IS-Terror in Moskau: Bereits 143 Tote, Russland hat den Westen im Visier

Aftermath of deadly attack on Moscow concert hall
Russische Ermittler prüfen eine Verwicklung der USA und anderer Staaten. Großbritannien weist das als "völligen Unsinn" zurück.

Nach dem Terroranschlag auf eine Konzerthalle bei Moskau ist die Zahl der Toten auf 143 gestiegen. Ein Verletzter sei im Krankenhaus gestorben, teilte die Gesundheitsbehörde des Gebietes Moskau am Mittwoch mit. "Die Ärzte haben alles Mögliche getan", sagte Behördenleiter Michail Muraschko der Agentur Tass zufolge. Weitere 80 Opfer des Anschlags lägen in Kliniken in Moskau und im Umland, darunter sechs Kinder. Bei vier Patienten sei der Zustand sehr kritisch, so Muraschko.

Russische Ermittler prüfen eine mögliche Verwicklung des Westens in den Anschlag auf eine Konzerthalle bei Moskau. Dies geschehe auf Bitten von Abgeordneten, teilte die Ermittlungsbehörde am Mittwoch in Moskau mit. Untersucht werde eine mögliche "Organisation, Finanzierung und Durchführung von Terroranschlägen" gegen Russland seitens der USA und anderer westlicher Länder.

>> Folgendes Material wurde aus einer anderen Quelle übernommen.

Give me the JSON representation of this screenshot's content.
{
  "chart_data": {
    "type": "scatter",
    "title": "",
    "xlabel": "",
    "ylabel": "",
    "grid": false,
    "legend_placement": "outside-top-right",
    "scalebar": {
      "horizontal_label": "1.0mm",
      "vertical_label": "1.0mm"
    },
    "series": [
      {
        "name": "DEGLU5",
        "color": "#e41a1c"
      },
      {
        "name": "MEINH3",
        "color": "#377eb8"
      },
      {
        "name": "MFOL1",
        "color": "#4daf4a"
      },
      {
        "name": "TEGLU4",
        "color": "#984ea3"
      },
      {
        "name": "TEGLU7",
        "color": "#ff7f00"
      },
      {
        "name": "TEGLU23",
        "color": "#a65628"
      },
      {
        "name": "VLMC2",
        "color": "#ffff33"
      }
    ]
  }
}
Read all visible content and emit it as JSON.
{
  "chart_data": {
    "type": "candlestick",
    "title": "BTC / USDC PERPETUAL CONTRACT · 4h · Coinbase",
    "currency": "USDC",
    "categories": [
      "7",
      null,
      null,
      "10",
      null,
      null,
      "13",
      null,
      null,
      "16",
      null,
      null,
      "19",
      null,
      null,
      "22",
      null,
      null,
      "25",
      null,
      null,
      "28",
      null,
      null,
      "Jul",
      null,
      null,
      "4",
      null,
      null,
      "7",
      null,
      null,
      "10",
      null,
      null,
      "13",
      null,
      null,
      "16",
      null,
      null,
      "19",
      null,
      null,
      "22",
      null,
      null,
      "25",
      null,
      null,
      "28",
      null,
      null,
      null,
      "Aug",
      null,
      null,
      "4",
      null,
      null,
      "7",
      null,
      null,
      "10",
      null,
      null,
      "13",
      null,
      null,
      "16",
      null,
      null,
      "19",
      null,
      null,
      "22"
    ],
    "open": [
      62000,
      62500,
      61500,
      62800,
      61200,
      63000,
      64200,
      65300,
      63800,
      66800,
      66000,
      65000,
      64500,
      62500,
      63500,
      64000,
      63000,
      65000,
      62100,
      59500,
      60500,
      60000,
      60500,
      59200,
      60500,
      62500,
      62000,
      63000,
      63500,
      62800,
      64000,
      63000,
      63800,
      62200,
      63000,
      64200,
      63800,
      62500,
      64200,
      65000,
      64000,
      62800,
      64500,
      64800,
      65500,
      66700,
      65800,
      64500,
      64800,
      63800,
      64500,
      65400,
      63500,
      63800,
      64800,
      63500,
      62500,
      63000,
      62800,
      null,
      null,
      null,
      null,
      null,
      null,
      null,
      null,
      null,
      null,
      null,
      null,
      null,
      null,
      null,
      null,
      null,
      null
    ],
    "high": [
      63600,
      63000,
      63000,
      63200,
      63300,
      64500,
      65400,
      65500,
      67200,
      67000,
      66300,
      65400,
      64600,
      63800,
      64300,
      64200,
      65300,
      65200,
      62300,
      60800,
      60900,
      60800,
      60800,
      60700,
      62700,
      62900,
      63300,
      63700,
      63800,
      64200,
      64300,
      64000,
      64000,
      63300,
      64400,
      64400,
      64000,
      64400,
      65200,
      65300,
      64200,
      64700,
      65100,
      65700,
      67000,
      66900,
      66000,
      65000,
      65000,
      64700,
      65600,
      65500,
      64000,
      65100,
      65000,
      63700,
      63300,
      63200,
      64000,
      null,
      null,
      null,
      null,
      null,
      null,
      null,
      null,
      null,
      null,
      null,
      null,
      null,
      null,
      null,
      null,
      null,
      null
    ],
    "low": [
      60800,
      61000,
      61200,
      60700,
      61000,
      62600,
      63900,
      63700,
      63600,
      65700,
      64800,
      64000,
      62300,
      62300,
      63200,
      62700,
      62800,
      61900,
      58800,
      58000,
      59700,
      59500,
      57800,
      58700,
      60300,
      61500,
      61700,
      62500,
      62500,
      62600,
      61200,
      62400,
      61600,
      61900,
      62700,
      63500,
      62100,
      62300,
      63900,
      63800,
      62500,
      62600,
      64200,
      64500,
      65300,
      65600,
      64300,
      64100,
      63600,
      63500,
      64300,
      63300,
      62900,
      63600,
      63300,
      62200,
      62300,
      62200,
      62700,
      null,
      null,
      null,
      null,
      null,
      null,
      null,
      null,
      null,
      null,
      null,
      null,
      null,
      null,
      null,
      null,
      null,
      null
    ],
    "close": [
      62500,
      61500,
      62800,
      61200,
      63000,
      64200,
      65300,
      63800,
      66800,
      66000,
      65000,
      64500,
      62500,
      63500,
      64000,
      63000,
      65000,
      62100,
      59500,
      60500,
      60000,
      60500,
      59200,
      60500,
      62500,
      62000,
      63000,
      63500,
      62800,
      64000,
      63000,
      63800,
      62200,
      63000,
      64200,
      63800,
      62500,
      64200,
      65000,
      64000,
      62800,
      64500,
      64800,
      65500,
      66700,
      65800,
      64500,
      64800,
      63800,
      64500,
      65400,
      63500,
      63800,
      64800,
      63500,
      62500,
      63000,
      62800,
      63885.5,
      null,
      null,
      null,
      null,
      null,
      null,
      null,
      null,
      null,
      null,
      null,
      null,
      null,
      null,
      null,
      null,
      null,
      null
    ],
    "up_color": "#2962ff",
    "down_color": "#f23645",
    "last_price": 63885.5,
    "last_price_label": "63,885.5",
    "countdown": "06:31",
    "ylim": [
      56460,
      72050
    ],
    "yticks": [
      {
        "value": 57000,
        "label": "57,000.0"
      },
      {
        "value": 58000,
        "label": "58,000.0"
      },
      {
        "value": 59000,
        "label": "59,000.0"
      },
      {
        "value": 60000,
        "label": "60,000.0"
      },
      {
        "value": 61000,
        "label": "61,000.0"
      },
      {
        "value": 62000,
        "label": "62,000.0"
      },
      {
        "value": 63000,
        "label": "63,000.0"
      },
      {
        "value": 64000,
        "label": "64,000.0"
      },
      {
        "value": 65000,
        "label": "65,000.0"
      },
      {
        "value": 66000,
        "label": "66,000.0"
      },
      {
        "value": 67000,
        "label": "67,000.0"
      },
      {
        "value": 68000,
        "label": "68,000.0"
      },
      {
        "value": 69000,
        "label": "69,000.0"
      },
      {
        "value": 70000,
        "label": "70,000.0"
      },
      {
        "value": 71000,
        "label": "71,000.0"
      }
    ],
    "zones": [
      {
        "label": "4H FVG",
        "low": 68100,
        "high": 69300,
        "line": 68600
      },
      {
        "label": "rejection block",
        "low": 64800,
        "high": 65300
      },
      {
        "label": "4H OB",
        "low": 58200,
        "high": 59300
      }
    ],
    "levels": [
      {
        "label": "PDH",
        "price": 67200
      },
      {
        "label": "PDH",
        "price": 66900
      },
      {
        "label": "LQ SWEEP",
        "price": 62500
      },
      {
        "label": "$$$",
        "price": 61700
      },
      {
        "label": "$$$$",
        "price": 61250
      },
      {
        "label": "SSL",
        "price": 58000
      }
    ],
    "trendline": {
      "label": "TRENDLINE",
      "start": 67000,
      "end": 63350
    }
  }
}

Am Dienstag hatte der Direktor des russischen Inlandsgeheimdienstes FSB, Alexander Bortnikow, erklärt, Geheimdienste westlicher Staaten sowie der Ukraine hätten den Anschlag gebraucht, um Panik in Russland auszulösen. "Die USA, Großbritannien und die Ukraine stecken hinter dem Anschlag auf die Moskauer Konzerthalle." Allerdings hat sich ein Ableger der radikalen IS-Miliz mehrfach zu dem Anschlag bekannt.

Entsetzen und Mitgefühl

Die Ukraine hatte den Vorwurf einer Beteiligung an dem Attentat auf die Konzerthalle Crocus City Hall umgehend als Lüge bezeichnet. Der US-Regierung zufolge gibt es keine Anhaltspunkte für eine Verwicklung der Ukraine. Der britische Außenminister David Cameron schrieb auf dem Kurznachrichtendienst X: "Russlands Behauptungen über den Westen und die Ukraine im Zusammenhang mit dem Anschlag auf die Crocus City Hall sind völliger Unsinn."

Viele Staaten hatten ihr Entsetzen wegen des Anschlags und ihr Mitgefühl für die Opfer erklärt - darunter die USA, Großbritannien, Deutschland, Frankreich und die Ukraine. Die Sprecherin des russischen Außenministeriums, Maria Sacharowa, sagte dazu am Mittwoch, Russland sei dankbar für die Worte der Unterstützung und des Mitgefühls, die es aus der ganzen Welt erhalten habe.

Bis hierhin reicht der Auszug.